Compreende-se, então, por que a segunda parte da encíclica é dedicada ao exercício da caridade, por parte da Igreja. Antes de tudo, o Papa quer mostrar que a caridade não é uma expressão facultativa da vida do cristão. Ela é a face essencial da pessoa e da comunidade nascidas de Jesus.
Vêm à mente, aqui, as páginas de Dom Giussani dedicadas à educação para a caridade, à caritativa* como estrada fundamental em nossa educação de homens autênticos: por meio da caritativa, Dom Giussani nos levou a compreender a própria vida de Deus – que é gratuidade –; a modalidade do verdadeiro relacionamento entre os homens; e, por fim, a mola secreta de qualquer existência. Muitas vezes, nessas páginas da segunda parte da encíclica, retornam temas que conhecemos muito bem e que nos são muito caros.
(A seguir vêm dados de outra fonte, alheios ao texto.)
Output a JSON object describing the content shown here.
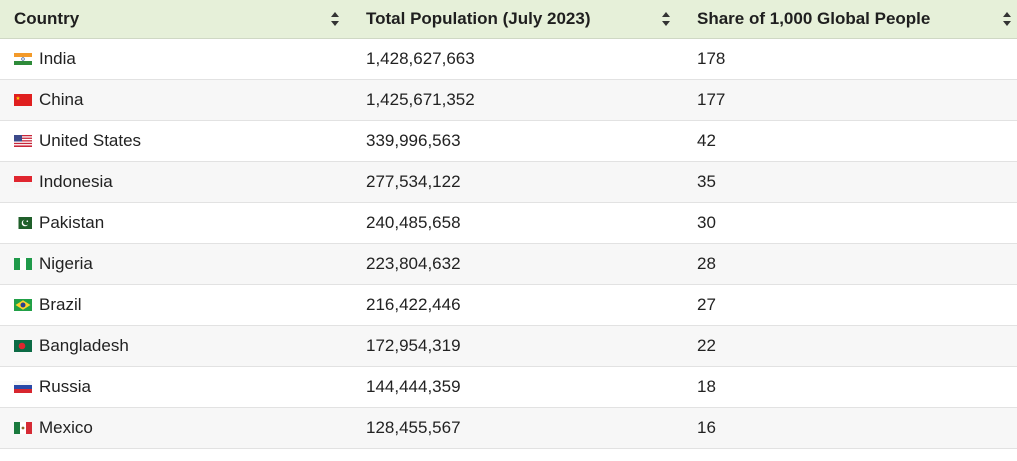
{
  "table": {
    "headers": {
      "country": "Country",
      "population": "Total Population (July 2023)",
      "share": "Share of 1,000 Global People"
    },
    "rows": [
      {
        "country": "India",
        "flag": "india-flag-icon",
        "population": "1,428,627,663",
        "share": "178"
      },
      {
        "country": "China",
        "flag": "china-flag-icon",
        "population": "1,425,671,352",
        "share": "177"
      },
      {
        "country": "United States",
        "flag": "united-states-flag-icon",
        "population": "339,996,563",
        "share": "42"
      },
      {
        "country": "Indonesia",
        "flag": "indonesia-flag-icon",
        "population": "277,534,122",
        "share": "35"
      },
      {
        "country": "Pakistan",
        "flag": "pakistan-flag-icon",
        "population": "240,485,658",
        "share": "30"
      },
      {
        "country": "Nigeria",
        "flag": "nigeria-flag-icon",
        "population": "223,804,632",
        "share": "28"
      },
      {
        "country": "Brazil",
        "flag": "brazil-flag-icon",
        "population": "216,422,446",
        "share": "27"
      },
      {
        "country": "Bangladesh",
        "flag": "bangladesh-flag-icon",
        "population": "172,954,319",
        "share": "22"
      },
      {
        "country": "Russia",
        "flag": "russia-flag-icon",
        "population": "144,444,359",
        "share": "18"
      },
      {
        "country": "Mexico",
        "flag": "mexico-flag-icon",
        "population": "128,455,567",
        "share": "16"
      }
    ]
  },
  "colors": {
    "header_bg": "#e6f0d9",
    "row_alt_bg": "#f7f7f7"
  }
}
“Praticar o amor – escreve o Papa – (...) pertence à essência da Igreja, tanto quanto o serviço dos sacramentos e o anúncio do Evangelho”. A encíclica descreve, por meio de um relato histórico, este manifestar-se da essência da Igreja no exercício da caridade. Encontramos aí os primeiros escritores da Igreja, os Padres, mas também algumas curiosidades. Por exemplo, quando o Papa cita Juliano, o Apóstata – imperador nascido cristão e que se tornou pagão depois de ver seus familiares serem assassinados por um imperador cristão, seu antecessor –, que escreveu em uma das suas cartas, quando já havia deixado a fé: “O único aspecto do cristianismo que me impressiona é a atividade caritativa da Igreja”.
Expressão irrenunciável
Pode-se dizer que o objetivo fundamental do Papa seja o de reconduzir a caridade do cristão e a comunidade cristã à sua verdadeira identidade e à sua verdadeira finalidade: “A caridade não é, para a Igreja, uma forma de assistência social que se poderia deixar para outros, mas algo que pertence à sua natureza, é expressão irrenunciável da sua própria essência” (25).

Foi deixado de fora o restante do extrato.